A recent study reveals that Canadian restaurants are facing challenges as diners opt for fewer dining-out experiences, while escalating operational expenses put a strain on profit margins.
According to Mark von Schellwitz, Restaurants Canada’s Vice President for Western Canada, a significant 75% of Canadians are cutting back on dining out, with the figure rising to 81% among individuals under 25 years old. This shift in behavior is impacting the frequency of restaurant visits.
The study indicates that over 40% of restaurants are either operating at a financial loss or merely breaking even as of June 2025. Additionally, there has been a notable 41% decrease in alcohol orders at restaurants, raising concerns within the industry.
Restaurants are grappling with the need to adjust their strategies to cope with rising operational costs. Measures such as price increases, staff reductions, menu alterations, and revised operating hours are being implemented to navigate these challenges.

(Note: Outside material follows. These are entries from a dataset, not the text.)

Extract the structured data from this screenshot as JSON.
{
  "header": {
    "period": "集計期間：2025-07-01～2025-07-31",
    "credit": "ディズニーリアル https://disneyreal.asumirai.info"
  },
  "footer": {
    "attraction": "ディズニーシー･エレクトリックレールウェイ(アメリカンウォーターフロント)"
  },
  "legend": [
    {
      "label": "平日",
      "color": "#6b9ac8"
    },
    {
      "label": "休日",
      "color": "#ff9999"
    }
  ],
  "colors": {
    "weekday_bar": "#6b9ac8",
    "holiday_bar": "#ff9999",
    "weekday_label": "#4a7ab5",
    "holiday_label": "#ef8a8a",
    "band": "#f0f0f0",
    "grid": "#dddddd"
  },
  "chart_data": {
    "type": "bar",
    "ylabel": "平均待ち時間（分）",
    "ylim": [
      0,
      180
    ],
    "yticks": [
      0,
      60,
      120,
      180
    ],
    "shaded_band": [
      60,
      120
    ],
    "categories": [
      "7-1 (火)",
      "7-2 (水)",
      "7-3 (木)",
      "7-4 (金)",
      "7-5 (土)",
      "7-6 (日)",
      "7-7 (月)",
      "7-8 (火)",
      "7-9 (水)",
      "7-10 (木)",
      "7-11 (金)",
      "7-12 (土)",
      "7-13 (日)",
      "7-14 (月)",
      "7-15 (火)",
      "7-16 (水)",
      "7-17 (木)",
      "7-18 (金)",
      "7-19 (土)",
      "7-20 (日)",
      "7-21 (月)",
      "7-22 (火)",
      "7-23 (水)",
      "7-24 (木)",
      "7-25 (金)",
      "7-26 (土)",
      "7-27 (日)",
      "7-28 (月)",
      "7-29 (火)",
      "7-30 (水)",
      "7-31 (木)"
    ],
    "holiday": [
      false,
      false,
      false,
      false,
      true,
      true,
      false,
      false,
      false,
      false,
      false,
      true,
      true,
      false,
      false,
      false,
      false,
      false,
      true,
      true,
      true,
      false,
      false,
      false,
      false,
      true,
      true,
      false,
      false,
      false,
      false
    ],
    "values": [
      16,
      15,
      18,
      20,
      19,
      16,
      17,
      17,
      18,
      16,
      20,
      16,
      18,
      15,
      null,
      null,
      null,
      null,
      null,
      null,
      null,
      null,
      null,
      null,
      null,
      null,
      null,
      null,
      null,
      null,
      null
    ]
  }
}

Conversations on the street reflect a trend of individuals curbing their dining-out habits due to the high cost of living, opting to save money by eating at home.
Despite these challenges, there are some positive trends noted in the report, such as an approximately 8% rise in lunchtime foot traffic and an uptick in domestic tourism, which could translate to increased dinner reservations.
In efforts to attract more patrons, restaurant managers like Diana Navarro from Sabina Mexican Food in downtown Vancouver are devising creative strategies. This includes offering student discounts, hosting themed events like karaoke nights, and featuring discounted “happy hour” menus during slower periods to entice customers, particularly office workers in the vicinity.